Decisions Made Or Not Made

Story 1:
SCO is nearly dead, now filing for bankruptcy and it blames Linux for its demise. Story here


Story 2:
US automakers in shit, really deep one. Most jobs now go to Asia and South America. Story here.


What do the above stories have in common? What is the lesson?

Complacency kills

Look, SCO was the king in OS in 80's, at that time MS was a small company with MS DOS practically not usable. That was the heyday of SCO with most backbone computers running Unix. At that time, the open source projects didn't exist yet, and Richard Stallment was still hacking happily in the MIT AI lab.

The problem is SCO just has been sitting in its laurel for too long, oblivious to the ever changing world outside. The computing landscape is changing very rapidly, and an 'Internet year', is arguably much shorter than a dog year, let alone a normal calendar year. When SCO finally woke up, it already in shit. Game over.

How about US automakers? They are not dead yet, but they are beaten so hard that they have to cut costs and move to places with cheap labors to survive. For so long US cars have been producing bulky and fuel-inefficient vehicles, and then the gas was dirt cheap and there was no competition, so everything was rosy and glory. But when the underlying factors (i.e. cheap gas and no competition) changed, it was thrown in shit.

What struck me was the quote of Mark Fields, president of Ford's North and South American Operations, on the current situation:

'It's a manifestation of decisions made or not made years ago.'

What is the remedy? I have no ready answers for that, but Steve Job has a very thoughtful pointers here.

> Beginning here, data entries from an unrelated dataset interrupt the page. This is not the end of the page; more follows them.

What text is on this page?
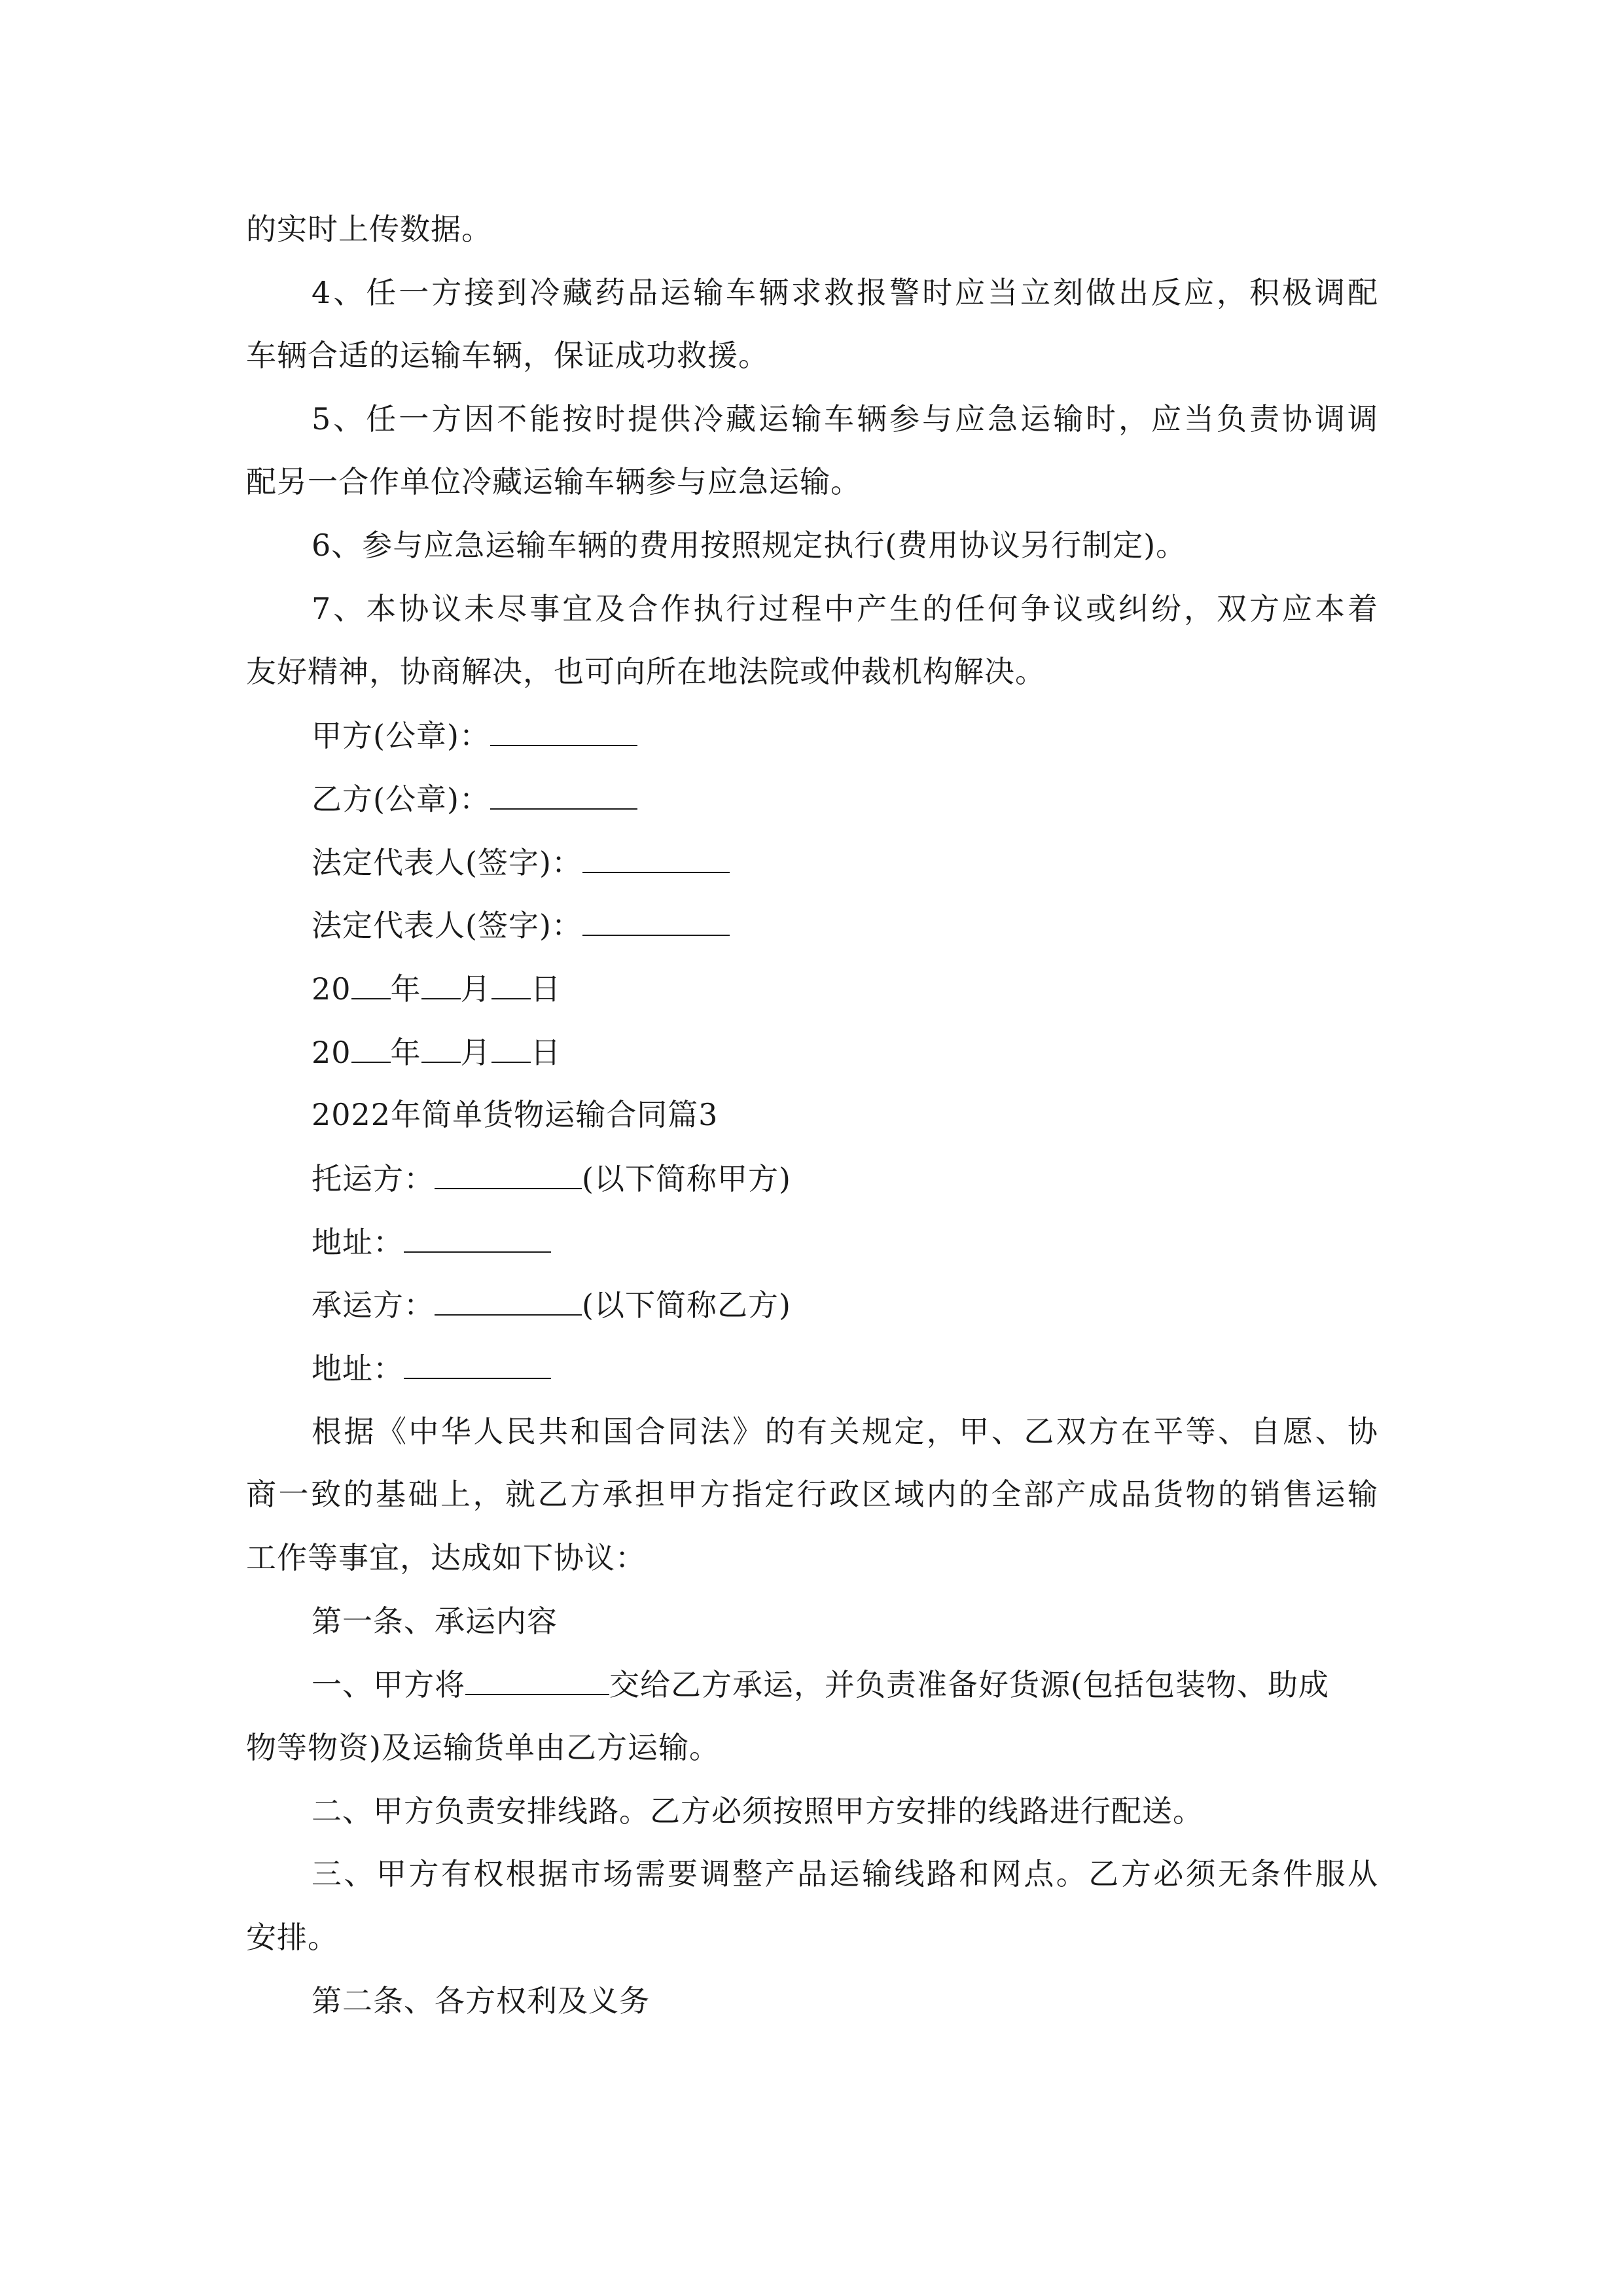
的实时上传数据。
4、任一方接到冷藏药品运输车辆求救报警时应当立刻做出反应，积极调配
车辆合适的运输车辆，保证成功救援。
5、任一方因不能按时提供冷藏运输车辆参与应急运输时，应当负责协调调
配另一合作单位冷藏运输车辆参与应急运输。
6、参与应急运输车辆的费用按照规定执行(费用协议另行制定)。
7、本协议未尽事宜及合作执行过程中产生的任何争议或纠纷，双方应本着
友好精神，协商解决，也可向所在地法院或仲裁机构解决。
甲方(公章)：
乙方(公章)：
法定代表人(签字)：
法定代表人(签字)：
20 年 月 日
20 年 月 日
2022年简单货物运输合同篇3
托运方：	(以下简称甲方)
地址：
承运方：	(以下简称乙方)
地址：
根据《中华人民共和国合同法》的有关规定，甲、乙双方在平等、自愿、协
商一致的基础上，就乙方承担甲方指定行政区域内的全部产成品货物的销售运输
工作等事宜，达成如下协议：
第一条、承运内容
一、甲方将	交给乙方承运，并负责准备好货源(包括包装物、助成
物等物资)及运输货单由乙方运输。
二、甲方负责安排线路。乙方必须按照甲方安排的线路进行配送。
三、甲方有权根据市场需要调整产品运输线路和网点。乙方必须无条件服从
安排。
第二条、各方权利及义务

Stay Hungry. Stay Foolish.

2 comments:

The Soothsayer said...

Hmm.. For the US automobile companies, I don't think that they are in deep trouble. They are just cutting costs and going where it is more cost effective to manufacture.

They were just building what the American public were told they wanted. Bigger is better. Sort of a vicious cycle, I think. Suddenly, everybody was hit by the fact that oil is not infinite, excessive burning of fuel causes global warming, bigger is not better.

It'll probably take a generation to change the mindset of the people. Not just Americans are affected. People everywhere are told to spend, spend, spend. Maybe the rant is a little off topic but you understand. I hope. ;)

Cuppa Chai said...

They are in deep shit, now toyota and even Hyundai are selling more than GM or Ford. In other words they are doing far worse off than they used to be. Ok, in relative terms they are in trouble. If the trend goes on, they will go bankrupt in not too far future.